By Frank Lord, managing director of ATG EMEA.
Social site elements, in particular user-generated content, are top of every marketer’s wish list at the moment. But, while some of the most successful and respected brands are making effective use of social commerce, many marketers still find it difficult to sell the concept internally. Below are some top tips to get you started.
1. Define it
Much of the internal and senior management resistance surrounding social media steams from a lack of understanding. The first step to success is to really explain in detail what social commerce is internally and how it will benefit your organisation, using real brand examples.
It’s important to appreciate that each tool from tweeting to digging, Facebook to collaborative portals, can have a different role, so make sure you understand the differences between each and how they can combine to a greater effect. Then, communicate it clearly.
2. Forget about channels
Customers don't think about shopping in terms of 'channels' when dealing with a retailer. They merely think about their engagement with a company as a whole. Illustrate how multi-channel customer touch points, whether it’s in-store, online, mobile or social, create more opportunities for the customer to buy, increasing conversion rates.
Think of when online shopping first emerged and many retailers were hesitant to take the plunge. Now almost every big retailer in the world has an e-commerce site. It’s the same with social commerce. Just because it’s a new channel, doesn’t mean it’s less effective.
3. Show how social integrates with other channels
Your web site may not be the first place a shopper heads to when looking to buy – with so much content out there it's likely a customer will have been to multiple destinations before visiting you.
It's crucial therefore to give shoppers a reason to stay and ultimately buy. Explain the role of social software and how it can ‘lure’ customers to your site. Once they are there, intelligent technologies can work alongside social elements.

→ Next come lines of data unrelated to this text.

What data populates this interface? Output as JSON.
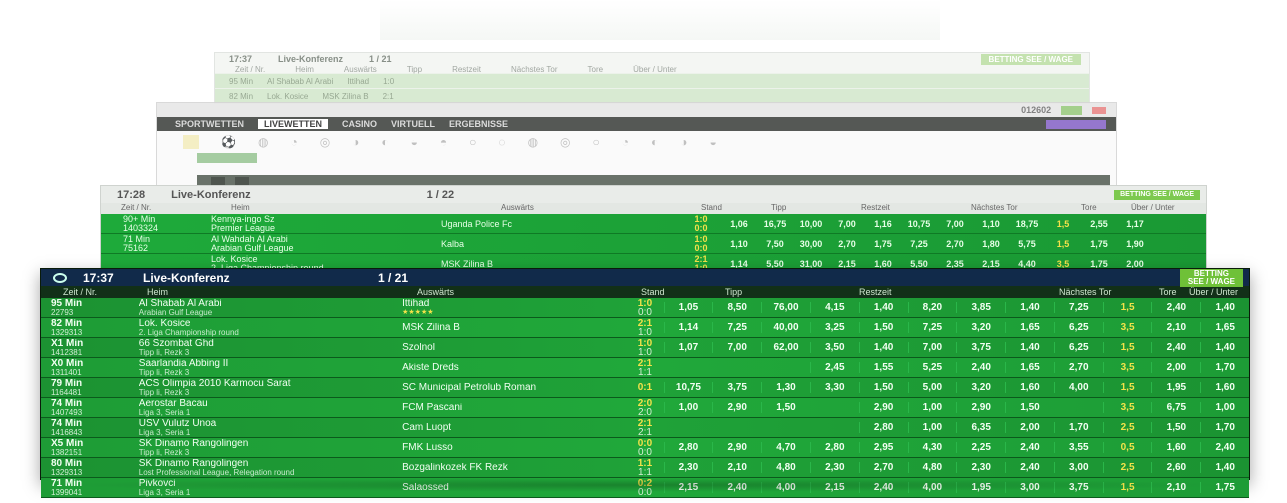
{
  "layer1": {
    "time": "17:37",
    "title": "Live-Konferenz",
    "count": "1 / 21",
    "badge": "BETTING SEE / WAGE",
    "columns": [
      "Zeit / Nr.",
      "Heim",
      "Auswärts",
      "Tipp",
      "Restzeit",
      "Nächstes Tor",
      "Tore",
      "Über / Unter"
    ],
    "rows": [
      {
        "time": "95 Min",
        "home": "Al Shabab Al Arabi",
        "away": "Ittihad",
        "score": "1:0"
      },
      {
        "time": "82 Min",
        "home": "Lok. Kosice",
        "away": "MSK Zilina B",
        "score": "2:1"
      }
    ]
  },
  "layer2": {
    "id_number": "012602",
    "nav": [
      "SPORTWETTEN",
      "LIVEWETTEN",
      "CASINO",
      "VIRTUELL",
      "ERGEBNISSE"
    ],
    "active_tab": "LIVEWETTEN"
  },
  "layer3": {
    "time": "17:28",
    "title": "Live-Konferenz",
    "count": "1 / 22",
    "badge": "BETTING SEE / WAGE",
    "columns": [
      "Zeit / Nr.",
      "Heim",
      "Auswärts",
      "Stand",
      "Tipp",
      "Restzeit",
      "Nächstes Tor",
      "Tore",
      "Über / Unter"
    ],
    "rows": [
      {
        "time": "90+ Min",
        "no": "1403324",
        "home": "Kennya-ingo Sz",
        "league": "Premier League",
        "away": "Uganda Police Fc",
        "score": "1:0",
        "half": "0:0",
        "odds": [
          "1,06",
          "16,75",
          "10,00",
          "7,00",
          "1,16",
          "10,75",
          "7,00",
          "1,10",
          "18,75",
          "1,5",
          "2,55",
          "1,17"
        ]
      },
      {
        "time": "71 Min",
        "no": "75162",
        "home": "Al Wahdah Al Arabi",
        "league": "Arabian Gulf League",
        "away": "Kalba",
        "score": "1:0",
        "half": "0:0",
        "odds": [
          "1,10",
          "7,50",
          "30,00",
          "2,70",
          "1,75",
          "7,25",
          "2,70",
          "1,80",
          "5,75",
          "1,5",
          "1,75",
          "1,90"
        ]
      },
      {
        "time": "",
        "no": "",
        "home": "Lok. Kosice",
        "league": "2. Liga Championship round",
        "away": "MSK Zilina B",
        "score": "2:1",
        "half": "1:0",
        "odds": [
          "1,14",
          "5,50",
          "31,00",
          "2,15",
          "1,60",
          "5,50",
          "2,35",
          "2,15",
          "4,40",
          "3,5",
          "1,75",
          "2,00"
        ]
      }
    ]
  },
  "main": {
    "time": "17:37",
    "title": "Live-Konferenz",
    "count": "1 / 21",
    "badge_line1": "BETTING",
    "badge_line2": "SEE / WAGE",
    "columns": {
      "time": "Zeit / Nr.",
      "home": "Heim",
      "away": "Auswärts",
      "score": "Stand",
      "tipp": "Tipp",
      "rest": "Restzeit",
      "next": "Nächstes Tor",
      "goals": "Tore",
      "ou": "Über / Unter"
    },
    "rows": [
      {
        "time": "95 Min",
        "no": "22793",
        "home": "Al Shabab Al Arabi",
        "league": "Arabian Gulf League",
        "away": "Ittihad",
        "stars": "★★★★★",
        "score": "1:0",
        "half": "0:0",
        "odds": [
          "1,05",
          "8,50",
          "76,00",
          "4,15",
          "1,40",
          "8,20",
          "3,85",
          "1,40",
          "7,25",
          "1,5",
          "2,40",
          "1,40"
        ]
      },
      {
        "time": "82 Min",
        "no": "1329313",
        "home": "Lok. Kosice",
        "league": "2. Liga Championship round",
        "away": "MSK Zilina B",
        "stars": "",
        "score": "2:1",
        "half": "1:0",
        "odds": [
          "1,14",
          "7,25",
          "40,00",
          "3,25",
          "1,50",
          "7,25",
          "3,20",
          "1,65",
          "6,25",
          "3,5",
          "2,10",
          "1,65"
        ]
      },
      {
        "time": "X1 Min",
        "no": "1412381",
        "home": "66 Szombat Ghd",
        "league": "Tipp li, Rezk 3",
        "away": "Szolnol",
        "stars": "",
        "score": "1:0",
        "half": "1:0",
        "odds": [
          "1,07",
          "7,00",
          "62,00",
          "3,50",
          "1,40",
          "7,00",
          "3,75",
          "1,40",
          "6,25",
          "1,5",
          "2,40",
          "1,40"
        ]
      },
      {
        "time": "X0 Min",
        "no": "1311401",
        "home": "Saarlandia Abbing II",
        "league": "Tipp li, Rezk 3",
        "away": "Akiste Dreds",
        "stars": "",
        "score": "2:1",
        "half": "1:1",
        "odds": [
          "",
          "",
          "",
          "2,45",
          "1,55",
          "5,25",
          "2,40",
          "1,65",
          "2,70",
          "3,5",
          "2,00",
          "1,70"
        ]
      },
      {
        "time": "79 Min",
        "no": "1164481",
        "home": "ACS Olimpia 2010 Karmocu Sarat",
        "league": "Tipp li, Rezk 3",
        "away": "SC Municipal Petrolub Roman",
        "stars": "",
        "score": "0:1",
        "half": "",
        "odds": [
          "10,75",
          "3,75",
          "1,30",
          "3,30",
          "1,50",
          "5,00",
          "3,20",
          "1,60",
          "4,00",
          "1,5",
          "1,95",
          "1,60"
        ]
      },
      {
        "time": "74 Min",
        "no": "1407493",
        "home": "Aerostar Bacau",
        "league": "Liga 3, Seria 1",
        "away": "FCM Pascani",
        "stars": "",
        "score": "2:0",
        "half": "2:0",
        "odds": [
          "1,00",
          "2,90",
          "1,50",
          "",
          "2,90",
          "1,00",
          "2,90",
          "1,50",
          "",
          "3,5",
          "6,75",
          "1,00"
        ]
      },
      {
        "time": "74 Min",
        "no": "1416843",
        "home": "USV Vulutz Unoa",
        "league": "Liga 3, Seria 1",
        "away": "Cam Luopt",
        "stars": "",
        "score": "2:1",
        "half": "2:1",
        "odds": [
          "",
          "",
          "",
          "",
          "2,80",
          "1,00",
          "6,35",
          "2,00",
          "1,70",
          "2,5",
          "1,50",
          "1,70"
        ]
      },
      {
        "time": "X5 Min",
        "no": "1382151",
        "home": "SK Dinamo Rangolingen",
        "league": "Tipp li, Rezk 3",
        "away": "FMK Lusso",
        "stars": "",
        "score": "0:0",
        "half": "0:0",
        "odds": [
          "2,80",
          "2,90",
          "4,70",
          "2,80",
          "2,95",
          "4,30",
          "2,25",
          "2,40",
          "3,55",
          "0,5",
          "1,60",
          "2,40"
        ]
      },
      {
        "time": "80 Min",
        "no": "1329313",
        "home": "SK Dinamo Rangolingen",
        "league": "Lost Professional League, Relegation round",
        "away": "Bozgalinkozek FK Rezk",
        "stars": "",
        "score": "1:1",
        "half": "1:1",
        "odds": [
          "2,30",
          "2,10",
          "4,80",
          "2,30",
          "2,70",
          "4,80",
          "2,30",
          "2,40",
          "3,00",
          "2,5",
          "2,60",
          "1,40"
        ]
      },
      {
        "time": "71 Min",
        "no": "1399041",
        "home": "Pivkovci",
        "league": "Liga 3, Seria 1",
        "away": "Salaossed",
        "stars": "",
        "score": "0:2",
        "half": "0:0",
        "odds": [
          "2,15",
          "2,40",
          "4,00",
          "2,15",
          "2,40",
          "4,00",
          "1,95",
          "3,00",
          "3,75",
          "1,5",
          "2,10",
          "1,75"
        ]
      }
    ]
  }
}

For example "Click to Call" that allows visitors to interact with retailers over the phone for information, advice and support once they get there can seal a deal, particularly when serving customers that prefer to speak to someone rather than relying purely on what’s posted on a site.
4. Show a cost analysis
The wonderful thing about user-generated content is that is it doesn’t require any additional resources. Because your customers are creating the content for you, you don’t have to do much of the work! Reviews and forums can be set up easily and cost effectively.
5. Put controls in place
Every marketer knows that word of mouth is the most powerful form of marketing. Demonstrate that social commerce gives your customers an online voice. Show how loyal customers can act as brand ambassadors to spread the good word about your products or services.
For those customers who are not as satisfied, social commerce can quickly alert marketing so that problems can be quashed by feeding it back into the product teams and not allowed to spin out of control online.
It’s clear that social commerce is here to stay and not just a passing trend. Social elements can form an important part of a powerful e-commerce strategy to give customers a truly seamless, personalised multi-channel experience.